In a 2014 interview posted online, Mark Grenon spoke about forming the church with Humble. The self-appointed archbishop detailed how he promoted MMS with pseudoscience and conspiracy theories, claiming that modern diseases were not only human-made but “planned.”
“You go back a 150 years ago, they didn’t have all these diseases that are, I believe, man-made by industrial toxins, by chemical, by medicine, by processed foods,” Grenon said. “I’ll go as far to say it was planned to control mankind like this.”
In 2019, the Food and Drug Administration issued a warning to the public about the Miracle Mineral Solution.
“The FDA has received reports of consumers who have suffered from severe vomiting, severe diarrhea, life-threatening low blood pressure caused by dehydration, and acute liver failure after drinking these products,” the agency said.
In April 2020, federal authorities announced that they were halting the sale of MMS, calling the product “unapproved, unproven, and potentially dangerous.”
In a video posted to his YouTube channel on July 4 of that year Jonathan Grenon continued to promote MMS for healing illnesses and infections.

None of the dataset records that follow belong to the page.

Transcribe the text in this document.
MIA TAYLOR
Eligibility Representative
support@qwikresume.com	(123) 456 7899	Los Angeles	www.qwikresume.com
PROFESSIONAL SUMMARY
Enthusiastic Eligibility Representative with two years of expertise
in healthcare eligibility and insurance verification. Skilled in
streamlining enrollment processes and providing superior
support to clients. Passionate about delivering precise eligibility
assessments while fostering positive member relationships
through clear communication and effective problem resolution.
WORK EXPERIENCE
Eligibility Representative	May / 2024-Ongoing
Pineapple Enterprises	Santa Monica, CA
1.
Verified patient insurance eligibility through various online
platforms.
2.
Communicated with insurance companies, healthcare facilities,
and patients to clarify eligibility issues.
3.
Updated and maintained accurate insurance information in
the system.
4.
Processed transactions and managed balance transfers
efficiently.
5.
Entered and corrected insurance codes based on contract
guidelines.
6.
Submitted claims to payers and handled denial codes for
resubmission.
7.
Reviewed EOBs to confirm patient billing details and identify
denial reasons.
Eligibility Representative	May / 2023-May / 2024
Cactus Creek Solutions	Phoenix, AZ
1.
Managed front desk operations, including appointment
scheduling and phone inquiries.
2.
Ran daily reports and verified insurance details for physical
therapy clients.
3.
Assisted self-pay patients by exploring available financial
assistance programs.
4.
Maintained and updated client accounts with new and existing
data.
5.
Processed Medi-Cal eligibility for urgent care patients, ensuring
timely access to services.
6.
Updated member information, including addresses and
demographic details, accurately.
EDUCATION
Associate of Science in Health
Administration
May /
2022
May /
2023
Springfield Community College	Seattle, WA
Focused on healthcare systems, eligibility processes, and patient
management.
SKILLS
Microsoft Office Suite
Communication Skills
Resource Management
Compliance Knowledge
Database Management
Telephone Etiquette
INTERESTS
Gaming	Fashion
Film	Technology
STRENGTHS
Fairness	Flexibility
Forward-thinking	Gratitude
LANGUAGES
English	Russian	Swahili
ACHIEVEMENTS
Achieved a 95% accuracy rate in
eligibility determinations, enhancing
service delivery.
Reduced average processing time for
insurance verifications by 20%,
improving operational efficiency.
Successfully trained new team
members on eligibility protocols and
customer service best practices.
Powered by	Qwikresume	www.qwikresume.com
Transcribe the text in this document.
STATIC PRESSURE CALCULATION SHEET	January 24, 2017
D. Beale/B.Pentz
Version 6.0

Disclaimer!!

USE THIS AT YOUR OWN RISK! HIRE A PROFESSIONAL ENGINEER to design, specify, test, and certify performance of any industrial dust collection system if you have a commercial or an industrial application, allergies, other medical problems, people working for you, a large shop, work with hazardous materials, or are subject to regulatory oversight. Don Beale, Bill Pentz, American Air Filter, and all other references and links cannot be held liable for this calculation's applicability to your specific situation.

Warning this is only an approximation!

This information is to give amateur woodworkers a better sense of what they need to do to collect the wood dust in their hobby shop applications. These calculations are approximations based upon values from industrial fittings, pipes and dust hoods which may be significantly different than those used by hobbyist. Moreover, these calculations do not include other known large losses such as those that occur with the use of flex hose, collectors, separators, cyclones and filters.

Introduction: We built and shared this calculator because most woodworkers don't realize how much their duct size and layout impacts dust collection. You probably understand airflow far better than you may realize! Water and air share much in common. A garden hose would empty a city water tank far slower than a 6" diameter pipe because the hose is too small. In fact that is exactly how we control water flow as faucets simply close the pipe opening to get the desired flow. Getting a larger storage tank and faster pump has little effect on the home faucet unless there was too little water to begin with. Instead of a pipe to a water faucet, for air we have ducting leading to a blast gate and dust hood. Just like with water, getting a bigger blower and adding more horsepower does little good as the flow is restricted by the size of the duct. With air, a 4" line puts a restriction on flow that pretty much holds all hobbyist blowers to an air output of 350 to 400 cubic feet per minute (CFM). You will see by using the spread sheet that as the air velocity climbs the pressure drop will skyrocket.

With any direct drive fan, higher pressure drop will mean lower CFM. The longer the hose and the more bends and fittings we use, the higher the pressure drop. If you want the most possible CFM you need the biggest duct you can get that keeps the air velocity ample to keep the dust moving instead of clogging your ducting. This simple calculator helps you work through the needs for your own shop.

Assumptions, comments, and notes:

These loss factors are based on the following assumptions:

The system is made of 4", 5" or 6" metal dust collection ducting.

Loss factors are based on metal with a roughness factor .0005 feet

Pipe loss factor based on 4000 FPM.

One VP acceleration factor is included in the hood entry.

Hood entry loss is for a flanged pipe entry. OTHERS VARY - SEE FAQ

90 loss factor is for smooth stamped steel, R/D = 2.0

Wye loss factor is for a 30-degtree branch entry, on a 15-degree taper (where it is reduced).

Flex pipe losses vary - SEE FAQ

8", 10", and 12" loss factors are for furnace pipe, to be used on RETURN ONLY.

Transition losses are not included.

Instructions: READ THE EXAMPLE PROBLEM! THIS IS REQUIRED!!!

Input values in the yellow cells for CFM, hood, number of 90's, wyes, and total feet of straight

Less than a week later, he, his father and his two brothers were charged for violating court orders to stop distributing the product.
After they were charged, federal authorities said they searched Jonathan Grenon’s home and found materials to manufacture MMS in his shed.
According to the Justice Department, officers seized a number of blue chemical drums containing nearly 10,000 pounds of sodium chlorite powder, thousands of bottles of MMS, and multiple loaded firearms, including a pump-action shotgun concealed in a custom-made violin case.
At the time, U.S. authorities only took Jonathan and Jordan Grenon into custody since Mark and Joseph Grenon were in Colombia, where they were accused of building a medical misinformation movement that garnered the support of politicians, army officers and celebrities.
Mark and Joseph Grenon were eventually extradited to the U.S. in 2022 following their August 2020 arrest in Colombia, with officials there saying that they sold MMS locally and arranged shipments to Europe and Africa.
The global impact of the Genesis II Church of Health and Healing only increased as the coronavirus pandemic raged. In Bolivia, officials said in 2020 that people could consume chlorine dioxide to treat COVID-19. And in Mexico, celebrity Verónica del Castillo said on Instagram that she used the substance to protect herself from the disease.
The Grenons are scheduled to be sentenced Oct. 6, according to court records.
Despite the Grenons’ arrest and trial, followers of their church continue to promote the bleach solution on a site formerly known as MMS Forum but now called The Chlorine Dioxide Forum.